Michael Shaw wrote a thoughtful response to my latest Huffington Post item. Seriously, it's a great read and makes a lot of sense.
I stand by my view, though, that it seems like a strange time for the progressive blogotubes to remain neutral. Party unity and loyalty never stopped the blogs from favoring Lamont over Lieberman, or Donna Edwards over Al Wynn. Unity never stopped the blogs from hammering the DLC wing of the party. Unity never stopped the blogs from going after otherwise decent Democrats who supported the wrong side of FISA, Bankruptcy, Iran, Iraq, Military Commissions, etc.
So why now?
We're all going to hug and make-up once there's a presumptive nominee anyway. That's the way it always works. Four years ago, Howard Dean supporters shifted their enthusiasm over to Senator Kerry. In 1992, I published articles in favor of Paul Tsongas but when President Clinton became the presumptive nominee, I switched my support and ended up a feverish defender of all things Clinton for eight years. And I suspect the same thing will happen this year if Senator Obama drops out. Vice versa for supporters of Senator Clinton.

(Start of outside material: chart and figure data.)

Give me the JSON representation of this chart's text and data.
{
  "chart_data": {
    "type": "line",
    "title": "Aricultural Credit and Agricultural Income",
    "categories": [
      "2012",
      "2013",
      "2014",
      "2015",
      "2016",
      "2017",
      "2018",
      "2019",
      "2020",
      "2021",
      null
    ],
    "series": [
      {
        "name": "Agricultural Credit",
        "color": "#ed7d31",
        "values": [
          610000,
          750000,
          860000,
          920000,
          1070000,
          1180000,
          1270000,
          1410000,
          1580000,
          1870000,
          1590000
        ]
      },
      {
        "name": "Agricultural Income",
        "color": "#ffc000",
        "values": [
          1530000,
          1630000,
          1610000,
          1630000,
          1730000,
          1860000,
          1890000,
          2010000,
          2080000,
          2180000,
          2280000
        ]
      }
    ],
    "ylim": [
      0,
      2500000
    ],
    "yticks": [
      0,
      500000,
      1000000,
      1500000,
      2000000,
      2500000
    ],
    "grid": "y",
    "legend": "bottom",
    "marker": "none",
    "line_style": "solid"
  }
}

Even the primary process itself is designed to behave like shifting sands. Superdelegates, for example, are out there endorsing candidates all over the place -- but when there's eventually a presumptive nominee, the superdelegates will flip over and support that nominee with whole-hearted enthusiasm and zeal. That's the system even though it's a screwy one.
(On the delegate tip, by the way, a brokered convention is never going to happen. We'll have a presumptive nominee long before then. It would be party suicide -- on either side of this thing. The party, quite simply, won't allow it.)
So that's all I have to say about that. My support for Senator Obama notwithstanding, if Senator Clinton wins the nomination, we'll have to reconcile her Iraq votes, her posture on censorship, her suspicious campaign tactics, and all the rest. But we've done it before and we'll do it again.